After the Grand Canyon we headed south, stopping at some pueblo ruins and at Sunset Crater, which is a volcanic mountain that shot itself up out of the ground about a thousand years ago, and you can still walk past the lava flows. We saw an astonishing number of different environments on the trip. We spent that night in the painted desert and spent the next day wandering short trails in the petrified forest and around some badlands. The petrified forest is surreal. You're walking through a desert, and half the boulders are these strange things that look like chunks of giant trees, since they were 225 million years ago. The other half of the boulders are normal rocks that have been sculpted by erosion in fascinating ways. The painted desert and badlands hills are these colorful layered things that scream, "Geology is cool, see!"
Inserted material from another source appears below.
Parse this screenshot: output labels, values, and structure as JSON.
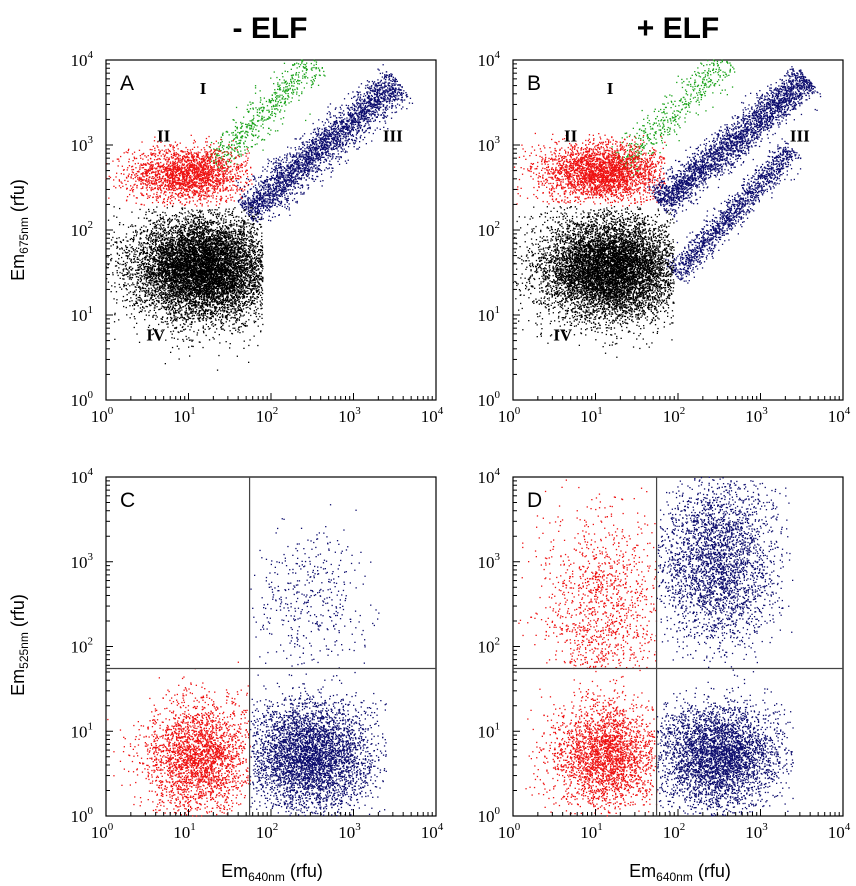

I took about a billion pictures which I will slowly upload to flickr over the course of the week. I will hopefully post some of the better ones here, for those of you who don't want to see all billion of them. I hopefully will also go through them and tag the good ones as Good, so in the future the good ones will be easy to pick out.

Date: 2009-03-31 07:19 am (UTC)
kelkyag: notched triangle signature mark in light blue on yellow (Default)
From: [personal profile] kelkyag
Because it's down and then up, it's very easy for people to vastly underestimate how long it will take them to get back, and be stuck with insufficient supplies.

I'm glad you had fun! I miss the redwoods.

Date: 2009-03-31 11:34 am (UTC)
From: [identity profile] baniszew.livejournal.com
Yeah, I was adamant about making sure we followed the "leave twice as long to go up as you took to get down" rule and making sure we had enough daylight and water to go back up. And we were fine in those areas, but less so in the endurance of my leg muscles.

Date: 2009-03-31 02:25 pm (UTC)
From: [identity profile] rhean.livejournal.com
Humann's fish book is awesome! but SO INCREDIBLY DENSE. How dense? we got stopped by customs/immigration in the Dutch Antilles because their machine picked up GIANT BLOCK OF DENSENESS.

Date: 2009-03-31 05:46 pm (UTC)
From: [identity profile] baniszew.livejournal.com
I got stopped at the airport to have my fishbook inspected, too! The SFO TSA officials dug it out of my bag and were flipping through all the pages to make sure it didn't have anything hidden inside.

Also, yay Dutch Antilles. Your flickr photos are bringing back happy diving memories.

Date: 2009-04-02 05:30 am (UTC)
From: [identity profile] kilroi.livejournal.com
I'll have my pictures up soonish, I hope. I did a first pass today, and got it down to about 200.